When machines, systems, robots and people work in an industrial environment, various sources provide extensive data input. This is often processed with the help of artificial intelligence (AI) applications. In addition, machines can use this data to learn and optimize their own algorithms using machine learning (ML). For example, cameras are used to check the quality of a product and deviations can be detected quickly and precisely using AI and ML. To protect the ideas of the developers behind this process, manufacturers of applications for AI and ML, which are often written in the Python programming language, need effective technical protection.

Analyst Slash Data examined the popularity of the various programming languages in a 'State of the developer nation' survey. Over 19,000 developers were surveyed in the first quarter of 2021. One of the results: Software developers work with Python the second most frequently, with the main uses being data science, machine learning and applications for IoT.

Attack on the programming language

Due to the growing importance of AI and ML, attackers will increasingly try to get hold of manufacturers' good ideas and profit from them with little effort. Python is typically a point of attack, as the Python source code is delivered as a simple text file and can be read in plain text, which is common for scripting languages. This means that users can - intentionally or unintentionally - change, manipulate and copy the source code and analyze the idea behind it, for example an AI learning algorithm, and use it without authorization (reverse engineering).

As a protection and licensing expert,Wibu-Systems knows the importance of the Python programming language for manufacturers of AI and ML applications. For this reason, the company has launched the 'AxProtector Python' encryption option on the market.

The provider's 'CodeMeter' technology was already able to protect Python software by pre-compiling the EXE files using the Cython compiler. What is new now is the direct and automatic encryption of Python software via 'AxProtector Python', which extends the existing tools of the CodeMeter Protection Suite.

The basic principle of all CodeMeter tools is: first the manufacturers encrypt their software and then they supply the appropriate license key to the user. Users can then use the encrypted software in accordance with their authorizations.
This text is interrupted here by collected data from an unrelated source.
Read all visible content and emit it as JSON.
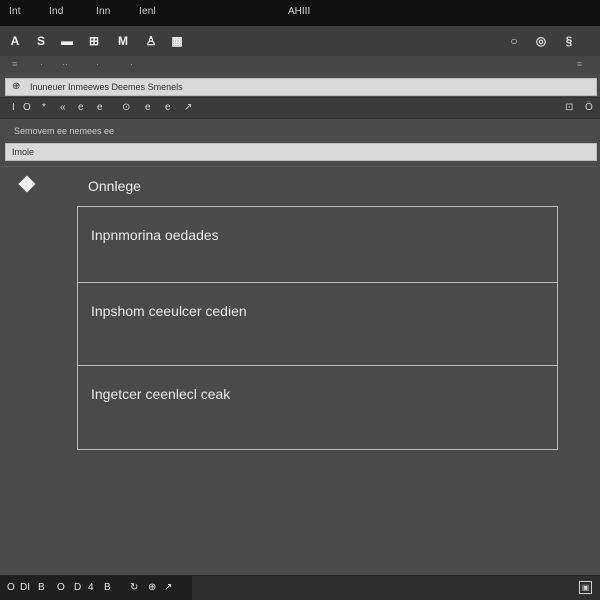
{
  "menubar": {
    "items": [
      "Int",
      "Ind",
      "Inn",
      "Ienl"
    ],
    "app_title": "AHIII"
  },
  "toolbar": {
    "left_tools": [
      {
        "glyph": "A",
        "icon": "text-icon"
      },
      {
        "glyph": "S",
        "icon": "select-icon"
      },
      {
        "glyph": "▬",
        "icon": "rectangle-icon"
      },
      {
        "glyph": "⊞",
        "icon": "grid-icon"
      },
      {
        "glyph": "M",
        "icon": "measure-icon"
      },
      {
        "glyph": "♙",
        "icon": "object-icon"
      },
      {
        "glyph": "▦",
        "icon": "table-icon"
      }
    ],
    "right_tools": [
      {
        "glyph": "○",
        "icon": "circle-icon"
      },
      {
        "glyph": "◎",
        "icon": "target-icon"
      },
      {
        "glyph": "§",
        "icon": "settings-icon"
      }
    ]
  },
  "subtoolbar": {
    "items": [
      "≡",
      "·",
      "··",
      "·",
      "·"
    ],
    "right_items": [
      "≡"
    ]
  },
  "address": {
    "icon": "⊕",
    "text": "Inuneuer Inmeewes Deemes Smenels"
  },
  "iconstrip": {
    "left": [
      "I",
      "O",
      "*",
      "«",
      "e",
      "e",
      "⊙",
      "e",
      "e",
      "↗"
    ],
    "right": [
      "⊡",
      "Ö"
    ]
  },
  "small_label": "Semovem ee nemees ee",
  "input": {
    "value": "Imole"
  },
  "section": {
    "title": "Onnlege"
  },
  "options": [
    {
      "label": "Inpnmorina oedades"
    },
    {
      "label": "Inpshom ceeulcer cedien"
    },
    {
      "label": "Ingetcer ceenlecl ceak"
    }
  ],
  "bottombar": {
    "left_icons": [
      "O",
      "DI",
      "B",
      "O",
      "D",
      "4",
      "B",
      "↻",
      "⊕",
      "↗"
    ],
    "right_icon": "▣"
  }
}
The protection hardware 'CmDongle', the software-based activation file 'CmActLicense' or the 'CmCloudContainer', which is located in the cloud, serve as carriers of the license keys.

Via precompilation to protected software

© Wibu Systems

The classic method consists of two steps: pre-compilation and encryption. The Cython compiler is used to convert the Python software into an executable file (EXE) written in C, so that this executable file can then be encrypted using the standard tool 'AxProtector'. This enables manufacturers to encrypt and license their intellectual property contained in the software and thus generate additional revenue under the heading of 'software monetization'. Manufacturers can automatically implement various licensing models - for example, single user licenses, floating licenses within a network or a time-based model. Important data for the Python software can also be encrypted and signed via the CodeMeter Core API. In this way, the manufacturer must create and deliver a specific executable file for each individual platform, which requires technical knowledge.

Direct encryption

The minimum requirements for using 'AxProtector Python' are 'Python 3' and 'CodeMeter 7.30'. The tool encrypts directly, without conversion by 'Cython', and no native code is generated. As the Python software is only encrypted once, there is only a single executable file that runs on the different platforms Windows, Linux or macOS. Only the part that is currently required is loaded into the main memory at runtime and then decrypted, so that the majority of the software remains encrypted. Each function of the 'Python' software is encrypted individually so that manufacturers can generate modular licenses. Users only receive the license keys for what they have purchased. Subsequent purchases are also handled in the same way.

If the manufacturer wants to leave functions and files unencrypted, he can set annotations and control this via entries in the protection definition. The integration of protection is much easier with 'AxProtector Python', as the precompilation step is no longer necessary.

Different encryption tools

Rüdiger Kügler is VP Sales & Security Expert at Wibu-Systems in Karlsruhe.

© Wibu Systems

Similar to a toolbox, manufacturers can use various encryption tools to encrypt the entire software or only certain parts. There is a choice of different 'AxProtector' variants, which are optimized for different programming languages and ensure automatic protection of an executable file, 'IxProtector' for encrypting individual functions and 'IP Protection' to protect software from reverse engineering, but no license keys are required. 'AxProtector Python' complements the existing variants: the standard 'AxProtector', 'AxProtector Java', 'AxProtector .NET' and 'AxProtector CmE' for embedded software.